Ansyad Mbai, a former head of Indonesia´s anti-terrorism agency (BNPT), said using a family unit for an attack helped ensure planning was kept secret.

The parents of the families had indoctrinated their children and every Sunday evening made them attend a prayer circle with adults, police said.

Oepriarto´s house is now boarded up and cordoned off with police tape after being searched by bomb squad and forensics teams for two days.

"On the day of the attack, the father and the two male children attended morning prayers at the neighbourhood mosque and then came back home briefly. They went out again at around 7 a.m. but I didn´t know where they were going. It turned out to be to the churches," said the neighbour, Trikusuma. Still, it appears there were some warning signs.

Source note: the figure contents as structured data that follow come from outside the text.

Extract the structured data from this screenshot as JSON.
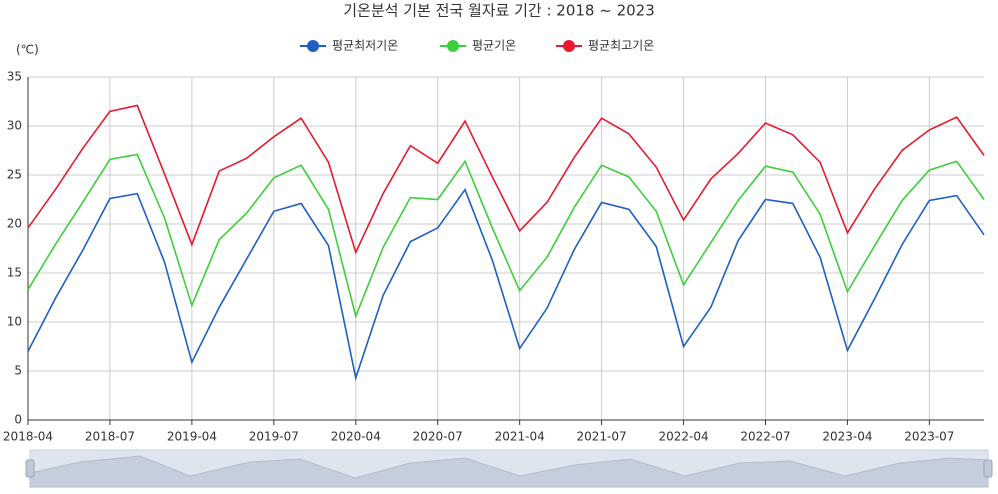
{
  "chart_data": {
    "type": "line",
    "title": "기온분석 기본 전국 월자료 기간 : 2018 ~ 2023",
    "y_label": "(℃)",
    "categories": [
      "2018-04",
      null,
      null,
      "2018-07",
      null,
      null,
      "2019-04",
      null,
      null,
      "2019-07",
      null,
      null,
      "2020-04",
      null,
      null,
      "2020-07",
      null,
      null,
      "2021-04",
      null,
      null,
      "2021-07",
      null,
      null,
      "2022-04",
      null,
      null,
      "2022-07",
      null,
      null,
      "2023-04",
      null,
      null,
      "2023-07",
      null,
      null
    ],
    "series": [
      {
        "name": "평균최저기온",
        "color": "#1f5fc4",
        "values": [
          7.0,
          12.4,
          17.3,
          22.6,
          23.1,
          16.1,
          5.9,
          11.5,
          16.4,
          21.3,
          22.1,
          17.8,
          4.3,
          12.7,
          18.2,
          19.6,
          23.5,
          16.3,
          7.3,
          11.4,
          17.4,
          22.2,
          21.5,
          17.7,
          7.5,
          11.5,
          18.3,
          22.5,
          22.1,
          16.6,
          7.1,
          12.4,
          17.9,
          22.4,
          22.9,
          18.9
        ]
      },
      {
        "name": "평균기온",
        "color": "#3ccf3c",
        "values": [
          13.3,
          17.9,
          22.2,
          26.6,
          27.1,
          20.6,
          11.7,
          18.4,
          21.1,
          24.7,
          26.0,
          21.5,
          10.6,
          17.6,
          22.7,
          22.5,
          26.4,
          19.6,
          13.2,
          16.6,
          21.7,
          26.0,
          24.8,
          21.3,
          13.8,
          18.1,
          22.4,
          25.9,
          25.3,
          21.0,
          13.1,
          17.8,
          22.4,
          25.5,
          26.4,
          22.5
        ]
      },
      {
        "name": "평균최고기온",
        "color": "#e8192f",
        "values": [
          19.6,
          23.5,
          27.7,
          31.5,
          32.1,
          25.1,
          17.9,
          25.4,
          26.7,
          28.9,
          30.8,
          26.3,
          17.1,
          23.1,
          28.0,
          26.2,
          30.5,
          24.8,
          19.3,
          22.2,
          26.8,
          30.8,
          29.2,
          25.8,
          20.4,
          24.6,
          27.2,
          30.3,
          29.1,
          26.3,
          19.1,
          23.6,
          27.5,
          29.6,
          30.9,
          27.0
        ]
      }
    ],
    "ylim": [
      0,
      35
    ],
    "yticks": [
      0,
      5,
      10,
      15,
      20,
      25,
      30,
      35
    ],
    "grid": true,
    "legend": "top"
  }
}
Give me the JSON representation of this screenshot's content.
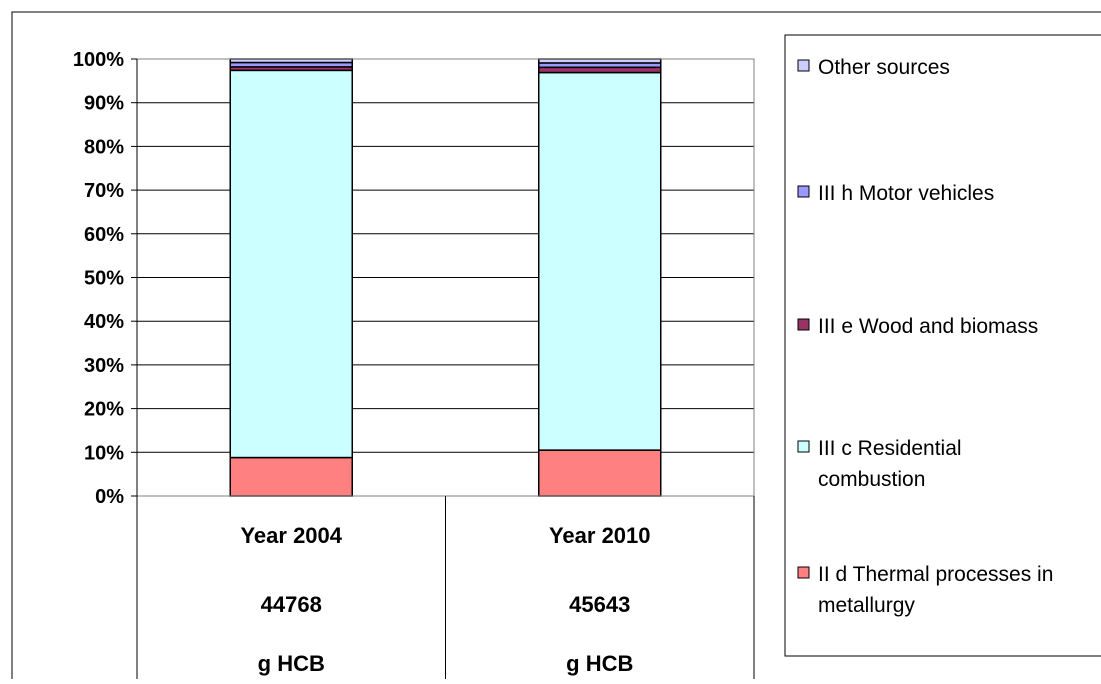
{
  "chart_data": {
    "type": "bar",
    "stacked": true,
    "normalized_percent": true,
    "categories": [
      "Year 2004",
      "Year 2010"
    ],
    "category_table": [
      [
        "Year 2004",
        "44768",
        "g HCB"
      ],
      [
        "Year 2010",
        "45643",
        "g HCB"
      ]
    ],
    "series": [
      {
        "name": "II d Thermal processes in metallurgy",
        "color": "#FF8080",
        "values": [
          8.8,
          10.5
        ]
      },
      {
        "name": "III c Residential combustion",
        "color": "#CCFFFF",
        "values": [
          88.6,
          86.4
        ]
      },
      {
        "name": "III e Wood and biomass",
        "color": "#993366",
        "values": [
          0.8,
          1.2
        ]
      },
      {
        "name": "III h Motor vehicles",
        "color": "#9999FF",
        "values": [
          1.0,
          1.0
        ]
      },
      {
        "name": "Other sources",
        "color": "#CCCCFF",
        "values": [
          0.8,
          0.9
        ]
      }
    ],
    "ylim": [
      0,
      100
    ],
    "ytick_labels": [
      "0%",
      "10%",
      "20%",
      "30%",
      "40%",
      "50%",
      "60%",
      "70%",
      "80%",
      "90%",
      "100%"
    ],
    "grid": true,
    "legend_position": "right",
    "legend_labels": [
      [
        "Other sources"
      ],
      [
        "III h Motor vehicles"
      ],
      [
        "III e Wood and biomass"
      ],
      [
        "III c Residential",
        "combustion"
      ],
      [
        "II d Thermal processes in",
        "metallurgy"
      ]
    ]
  }
}
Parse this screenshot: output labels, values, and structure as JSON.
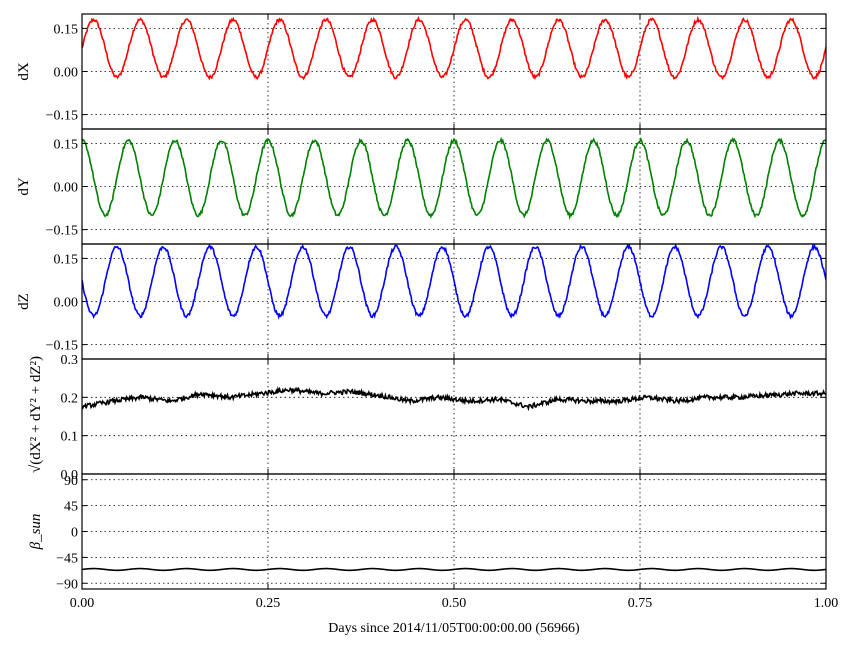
{
  "chart_data": {
    "type": "line",
    "xlabel": "Days since 2014/11/05T00:00:00.00 (56966)",
    "xlim": [
      0.0,
      1.0
    ],
    "xticks": [
      0.0,
      0.25,
      0.5,
      0.75,
      1.0
    ],
    "xtick_labels": [
      "0.00",
      "0.25",
      "0.50",
      "0.75",
      "1.00"
    ],
    "grid": true,
    "panels": [
      {
        "ylabel": "dX",
        "ylim": [
          -0.2,
          0.2
        ],
        "yticks": [
          -0.15,
          0.0,
          0.15
        ],
        "ytick_labels": [
          "−0.15",
          "0.00",
          "0.15"
        ],
        "color": "#ff0000",
        "series": [
          {
            "wave": {
              "mean": 0.08,
              "amplitude": 0.1,
              "periods": 16.0,
              "phase_start": 0.0,
              "noise": 0.006
            }
          }
        ]
      },
      {
        "ylabel": "dY",
        "ylim": [
          -0.2,
          0.2
        ],
        "yticks": [
          -0.15,
          0.0,
          0.15
        ],
        "ytick_labels": [
          "−0.15",
          "0.00",
          "0.15"
        ],
        "color": "#008000",
        "series": [
          {
            "wave": {
              "mean": 0.03,
              "amplitude": 0.13,
              "periods": 16.0,
              "phase_start": 0.25,
              "noise": 0.006
            }
          }
        ]
      },
      {
        "ylabel": "dZ",
        "ylim": [
          -0.2,
          0.2
        ],
        "yticks": [
          -0.15,
          0.0,
          0.15
        ],
        "ytick_labels": [
          "−0.15",
          "0.00",
          "0.15"
        ],
        "color": "#0000ff",
        "series": [
          {
            "wave": {
              "mean": 0.07,
              "amplitude": 0.12,
              "periods": 16.0,
              "phase_start": -0.5,
              "noise": 0.006
            }
          }
        ]
      },
      {
        "ylabel": "sqrt(dX^2+dY^2+dZ^2)",
        "ylim": [
          0.0,
          0.3
        ],
        "yticks": [
          0.0,
          0.1,
          0.2,
          0.3
        ],
        "ytick_labels": [
          "0.0",
          "0.1",
          "0.2",
          "0.3"
        ],
        "color": "#000000",
        "series": [
          {
            "x": [
              0.0,
              0.04,
              0.08,
              0.12,
              0.16,
              0.2,
              0.24,
              0.28,
              0.32,
              0.36,
              0.4,
              0.44,
              0.48,
              0.52,
              0.56,
              0.6,
              0.64,
              0.68,
              0.72,
              0.76,
              0.8,
              0.84,
              0.88,
              0.92,
              0.96,
              1.0
            ],
            "y": [
              0.175,
              0.19,
              0.2,
              0.19,
              0.21,
              0.2,
              0.21,
              0.22,
              0.21,
              0.215,
              0.205,
              0.19,
              0.2,
              0.19,
              0.195,
              0.175,
              0.195,
              0.19,
              0.19,
              0.2,
              0.19,
              0.2,
              0.2,
              0.205,
              0.21,
              0.21
            ],
            "noise": 0.006
          }
        ]
      },
      {
        "ylabel": "β_sun",
        "ylim": [
          -100,
          100
        ],
        "yticks": [
          -90,
          -45,
          0,
          45,
          90
        ],
        "ytick_labels": [
          "−90",
          "−45",
          "0",
          "45",
          "90"
        ],
        "color": "#000000",
        "series": [
          {
            "wave": {
              "mean": -66,
              "amplitude": 1.5,
              "periods": 16.0,
              "phase_start": 0.0,
              "noise": 0.0
            }
          }
        ]
      }
    ]
  }
}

In the attack on Surabaya´s city police headquarters on Monday, the father who brought his family on motorbikes to blow themselves up had come up on police radar after visiting terror convicts in a nearby jail, according to the community head.

Kukuh Santoso, 47, said that six to eight months ago the father, Tri Murtiono, had visited the convicts in a jail in Porong and after that police had paid a visit to the family.

"Besides that, we had absolutely no idea they were even thinking like this", said Santoso.

A counter-terrorism source confirmed this account, but declined to elaborate.